Decisão: CONCEDIDA A REVISTA.
Sumário : 1. O prazo de caducidade de embargar de terceiro a que se reporta o artigo 353º, nº 2, do Código de Processo Civil só é aplicável aos embargos de função repressiva, não prevendo a lei prazo fixo para a dedução de embargos de terceiro de função preventiva, podendo deduzi-los entre a data do despacho que ordena a diligência e a sua efectiva realização.
2. A equiparação do comodatário ao possuidor de má fé a que se reporta o artigo 1138º, nº 1, do Código Civil no que concerne às benfeitorias realizadas na coisa comodatada, em termos de presunção, é apenas para efeitos da indemnização a que alude o artigo 1273º do Código Civil.

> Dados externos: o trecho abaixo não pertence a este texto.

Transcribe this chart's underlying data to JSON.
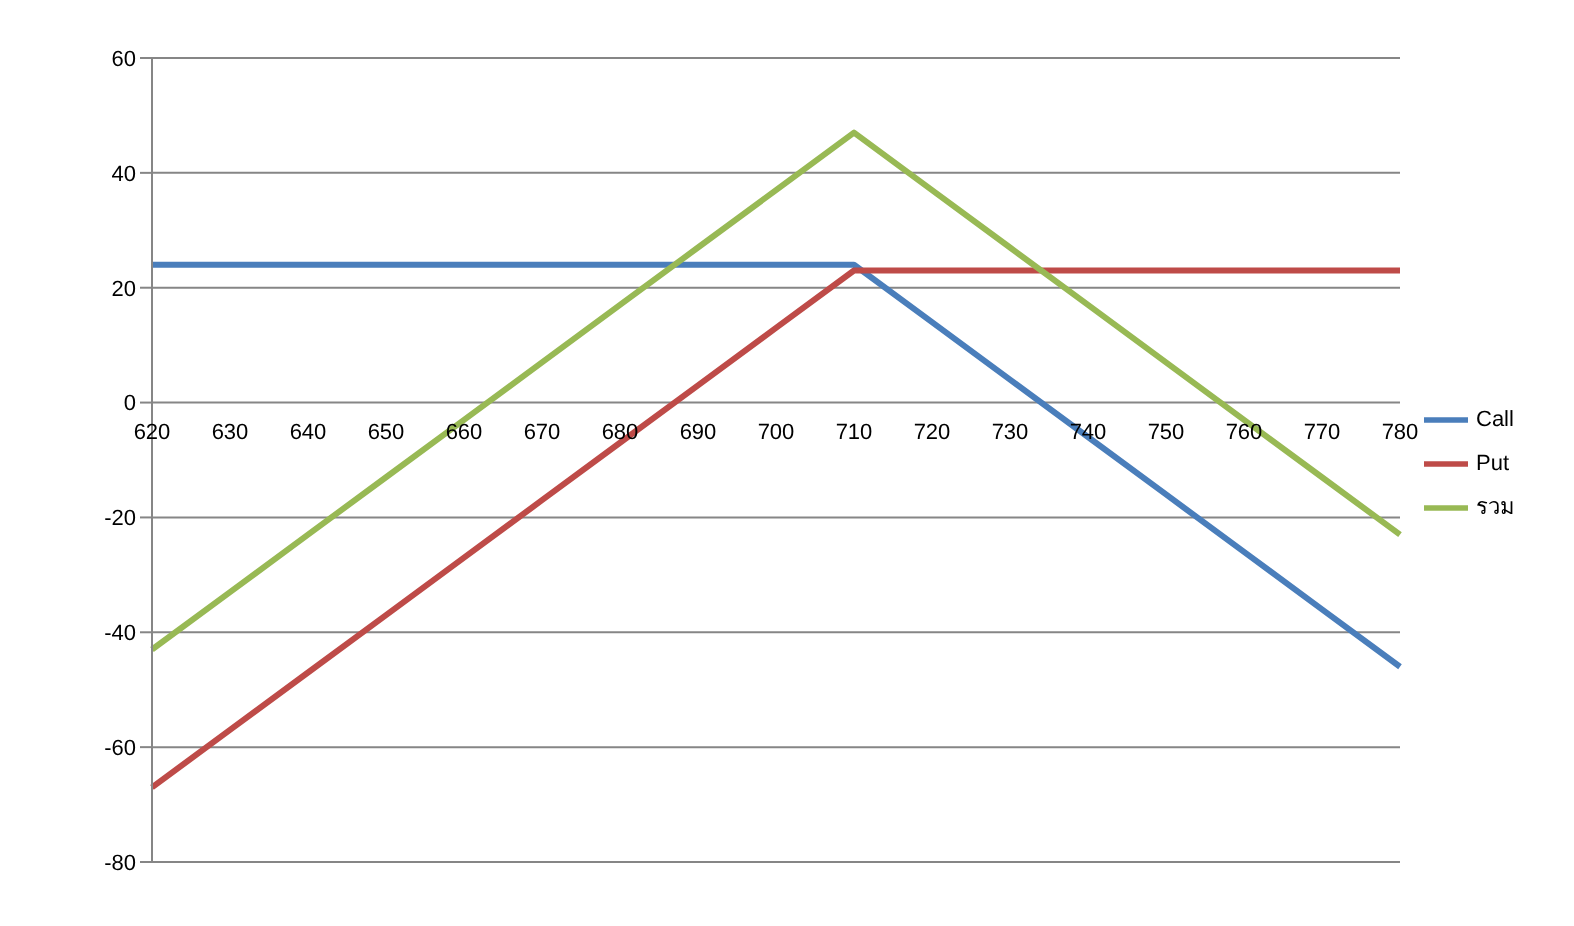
{
  "chart_data": {
    "type": "line",
    "categories": [
      "620",
      "630",
      "640",
      "650",
      "660",
      "670",
      "680",
      "690",
      "700",
      "710",
      "720",
      "730",
      "740",
      "750",
      "760",
      "770",
      "780"
    ],
    "series": [
      {
        "name": "Call",
        "color": "#4a7ebb",
        "values": [
          24,
          24,
          24,
          24,
          24,
          24,
          24,
          24,
          24,
          24,
          14,
          4,
          -6,
          -16,
          -26,
          -36,
          -46
        ]
      },
      {
        "name": "Put",
        "color": "#be4b48",
        "values": [
          -67,
          -57,
          -47,
          -37,
          -27,
          -17,
          -7,
          3,
          13,
          23,
          23,
          23,
          23,
          23,
          23,
          23,
          23
        ]
      },
      {
        "name": "รวม",
        "color": "#98b954",
        "values": [
          -43,
          -33,
          -23,
          -13,
          -3,
          7,
          17,
          27,
          37,
          47,
          37,
          27,
          17,
          7,
          -3,
          -13,
          -23
        ]
      }
    ],
    "ylim": [
      -80,
      60
    ],
    "yticks": [
      -80,
      -60,
      -40,
      -20,
      0,
      20,
      40,
      60
    ],
    "grid": "y",
    "legend": "right",
    "marker": "none",
    "line_style": "solid"
  }
}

3. A má fé na realização das benfeitorias a que se refere a alínea b) do artigo 756º, todos do Código Civil - conhecimento pelo comodatário de que por via da realização das obras estava a lesar os interesses de outrem - tem a ver, como elemento excludente, com a constituição ou não do direito de retenção para garantia do direito de crédito do retentor.
4. Conhecendo os comodantes, que eram os sócios-gerentes da comodatária, que esta realizava as obras na fracção predial comodatada, excluída está a sua má fé nessa realização, e, como não se trata de benfeitorias meramente voluptuárias nem passíveis de levantamento sem detrimento delas ou da fracção predial, ela tem direito de crédito de indemnização segundo as regras do enriquecimento sem causa sob garantia de direito de retenção sobre a referida fracção predial.

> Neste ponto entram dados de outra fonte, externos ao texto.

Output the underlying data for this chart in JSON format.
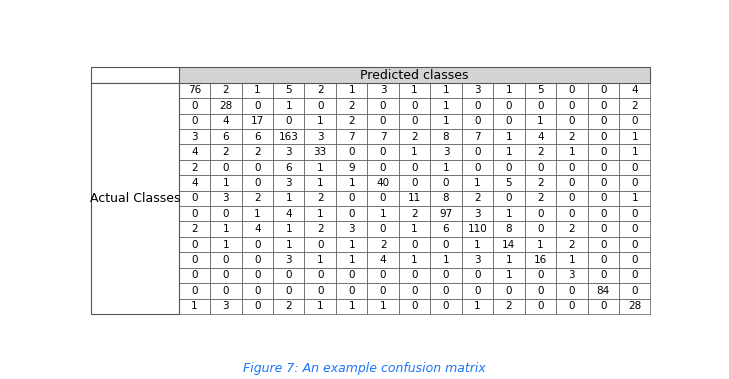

5. A entrega da fracção predial à respectiva proprietária, a quem foi adjudicada em inventário de partilha de bens do casal, ordenada em acção executiva para entrega de coisa certa, é incompatível com o direito de retenção da comodatária, o que constitui fundamento da procedência dos embargos de terceiro em causa.
Decisão Texto Integral: Acordam no Supremo Tribunal de Justiça



I
Empresa-A deduziu, no dia 5 de Janeiro de 2001, embargos de terceiro relativamente ao despacho judicial proferido na acção executiva para entrega de coisa certa quanto a identificada loja dita adjudicada a AA em partilha dos bens do casal constituído por ela e por BB intentada contra este por aquela, pedindo a suspensão daquele despacho, sob o fundamento, a título principal, de ser arrendatária da referida loja e, a título subsidiário, com base em direito a ser paga pelas benfeitorias nela feitas e que não podem ser levantadas.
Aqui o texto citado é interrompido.